Sunday, June 27, 2010

Living in Boxes

I’m moving. That ranks first, third and not at all on the list of 10 most stressful things in life you can do, depending on which list you consult. Interestingly enough: the list that did NOT list moving as one of the 10 most stressful things to do DID list three versions of breakup, jail term, marriage and pregnancy. Which goes to proof that being single was a very smart choice. It cuts down the clutter of stress lists to bereavement, moving and jail term, the latter of which I (so far) have been able to avoid. But moving I now must.

But what happens to “moving”, when it becomes: “I thought I was moving, but now I might be moving next week, but maybe I won’t move next week but next month instead?” I think it goes off the chart of stressful and into a list all of its own, filed somewhere under: “it’s complicated”, “I don’t want to talk about it”, “great excuse to excuse yourself and not be on time, not find ANYTHING, live in a mess, have cracked fingernails and a constant dust allergy cold and in general be in a real foul mood” – after all you ARE super stressed!

I’m living in boxes. Box #16 holds a lot of the stuff I packed when I thought I’d move next week and I’ve been eyeing #16. Do I open #16? If I open #16 do I also open #2 which also has stuff I need? Do I learn to life without content of box #16 and #2? What precedent do I set if I start opening boxes? Will I fill them with OTHER stuff and rewrite the packing list, or will I leave #16 open and put the stuff back in just before I move?

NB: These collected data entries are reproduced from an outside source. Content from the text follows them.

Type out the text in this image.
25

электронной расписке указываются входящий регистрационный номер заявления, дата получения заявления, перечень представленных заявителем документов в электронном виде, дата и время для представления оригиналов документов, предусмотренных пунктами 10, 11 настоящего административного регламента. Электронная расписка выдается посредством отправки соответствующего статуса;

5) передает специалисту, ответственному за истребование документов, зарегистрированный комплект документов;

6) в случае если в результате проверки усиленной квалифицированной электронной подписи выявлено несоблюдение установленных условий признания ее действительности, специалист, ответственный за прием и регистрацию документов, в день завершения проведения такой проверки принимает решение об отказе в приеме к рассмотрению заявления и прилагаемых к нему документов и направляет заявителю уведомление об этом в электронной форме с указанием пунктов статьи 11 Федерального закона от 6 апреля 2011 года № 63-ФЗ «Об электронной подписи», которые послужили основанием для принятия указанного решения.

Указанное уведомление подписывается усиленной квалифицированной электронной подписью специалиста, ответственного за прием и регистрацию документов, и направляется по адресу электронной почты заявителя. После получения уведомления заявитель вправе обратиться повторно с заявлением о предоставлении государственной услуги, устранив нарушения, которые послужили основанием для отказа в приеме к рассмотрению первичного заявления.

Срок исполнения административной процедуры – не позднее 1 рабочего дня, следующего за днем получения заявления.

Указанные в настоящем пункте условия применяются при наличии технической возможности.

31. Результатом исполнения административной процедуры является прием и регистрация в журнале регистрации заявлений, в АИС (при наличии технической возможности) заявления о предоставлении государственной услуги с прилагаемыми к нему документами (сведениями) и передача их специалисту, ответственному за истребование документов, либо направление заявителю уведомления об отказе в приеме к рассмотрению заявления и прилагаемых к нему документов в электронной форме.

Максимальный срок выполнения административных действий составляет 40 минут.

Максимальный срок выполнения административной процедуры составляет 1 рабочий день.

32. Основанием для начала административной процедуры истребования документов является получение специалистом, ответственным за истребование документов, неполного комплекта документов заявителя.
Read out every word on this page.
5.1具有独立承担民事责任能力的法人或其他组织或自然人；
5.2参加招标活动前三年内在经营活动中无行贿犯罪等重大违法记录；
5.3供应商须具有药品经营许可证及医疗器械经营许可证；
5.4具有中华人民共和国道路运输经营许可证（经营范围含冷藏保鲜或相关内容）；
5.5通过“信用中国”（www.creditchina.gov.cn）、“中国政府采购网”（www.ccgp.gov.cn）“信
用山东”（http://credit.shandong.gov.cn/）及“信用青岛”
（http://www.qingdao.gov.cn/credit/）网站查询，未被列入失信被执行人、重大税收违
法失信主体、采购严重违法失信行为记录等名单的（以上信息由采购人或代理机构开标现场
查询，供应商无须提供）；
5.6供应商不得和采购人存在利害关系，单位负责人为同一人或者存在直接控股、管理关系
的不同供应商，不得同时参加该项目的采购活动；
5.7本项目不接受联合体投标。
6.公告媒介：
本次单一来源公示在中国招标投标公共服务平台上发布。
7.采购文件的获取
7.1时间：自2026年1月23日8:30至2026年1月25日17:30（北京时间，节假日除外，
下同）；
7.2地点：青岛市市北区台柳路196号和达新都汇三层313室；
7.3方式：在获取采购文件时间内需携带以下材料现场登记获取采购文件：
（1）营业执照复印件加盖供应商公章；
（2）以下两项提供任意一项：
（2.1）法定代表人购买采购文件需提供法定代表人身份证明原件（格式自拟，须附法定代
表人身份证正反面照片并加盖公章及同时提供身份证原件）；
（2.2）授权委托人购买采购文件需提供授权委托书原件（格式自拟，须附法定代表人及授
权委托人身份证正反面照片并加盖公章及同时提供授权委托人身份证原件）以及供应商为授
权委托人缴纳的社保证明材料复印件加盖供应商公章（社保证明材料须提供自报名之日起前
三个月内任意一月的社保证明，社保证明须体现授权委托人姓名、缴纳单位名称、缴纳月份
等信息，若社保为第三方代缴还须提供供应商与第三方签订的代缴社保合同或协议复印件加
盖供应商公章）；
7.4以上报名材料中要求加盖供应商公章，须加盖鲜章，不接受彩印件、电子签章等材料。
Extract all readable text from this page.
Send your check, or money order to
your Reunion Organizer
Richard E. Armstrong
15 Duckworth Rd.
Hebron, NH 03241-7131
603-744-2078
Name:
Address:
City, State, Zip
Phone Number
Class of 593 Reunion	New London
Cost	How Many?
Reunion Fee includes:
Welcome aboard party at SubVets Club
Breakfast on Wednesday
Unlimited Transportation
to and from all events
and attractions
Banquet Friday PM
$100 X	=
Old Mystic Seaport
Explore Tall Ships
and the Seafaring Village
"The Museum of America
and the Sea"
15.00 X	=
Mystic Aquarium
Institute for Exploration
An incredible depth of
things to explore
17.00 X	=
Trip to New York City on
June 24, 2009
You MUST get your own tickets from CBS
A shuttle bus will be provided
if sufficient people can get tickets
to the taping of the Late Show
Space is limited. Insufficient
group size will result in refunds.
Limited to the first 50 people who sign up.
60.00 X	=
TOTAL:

No wonder moving is stressful.

Everything I take into my hands now is suspiciously eyed under the scrutiny of a move pending, not confirmed, but happening somewhere in the near (or not so near) future. Will this be an item that goes into one of the ‘last minute’ boxes? How many of those ‘last minute’ boxes will I have? Do I pack them the morning of the move or the night before? What could happen that would make this item unnegotiable necessity? Do I need this thing for my summer vacation? Will I move before or after?… arghhhh.

I’m moving; and I will have a new address – soon.

Tuesday, June 15, 2010

Whoes Reality is it?

“As a documentarian I happily place my fate and faith in reality. It is my caretaker, the provider of subjects, themes, experiences – all endowed with the power of truth and the romance of discovery. And the closer I adhere to reality the more honest and authentic my tales. After all, the knowledge of the real world is exactly what we need to better understand and therefore possibly to love one another. It’s my way of making the world a better place.” Albert Maysles

As documentary film makers we grapple with reality every day. We portray reality in our films and we want others to experience it as well. But we need to take Albert Maysles quote a step further and ask: WHOSE REALITY; mine, the subjects, yours? What is the viewer’s reality – will the viewer see what I saw? On what journey can I take the viewer without losing credibility? Do I have to cater to the smallest common denominator?

I was in a mosque showing my film Abraham’s Children a few days ago. I thought my audiences and my common ground would be the ‘love’ for the children in the film and the acknowledgement of their lives as Americans, students, athletes, academics and practicing Muslims. But the reality for one woman in the audience was much different. She could not get passed the fact that the more liberal families where in the same film and “next to” the conservative families that in her eyes where the only true Muslims.

That was incredibly hard for me to hear, just on a human level, because I know that those families would strongly disagree. What was this woman’s reality to openly express that concern? Was it pure ignorance? I think not, she’s a convert. Was it arrogance?

I can tell you what my reality was: I was standing in a mosque, un-chaperoned as the only non-Muslim and very keenly aware of those facts. I also felt badly equipped to argue my point as I was in a house of worship.

Where do the experiences of two individuals cross and where do we “see” the same thing differently? Who am I to determine what my subject’s reality is? What I see as wrong another person sees as absolute right. Is this just a different opinion, or is one of us lying?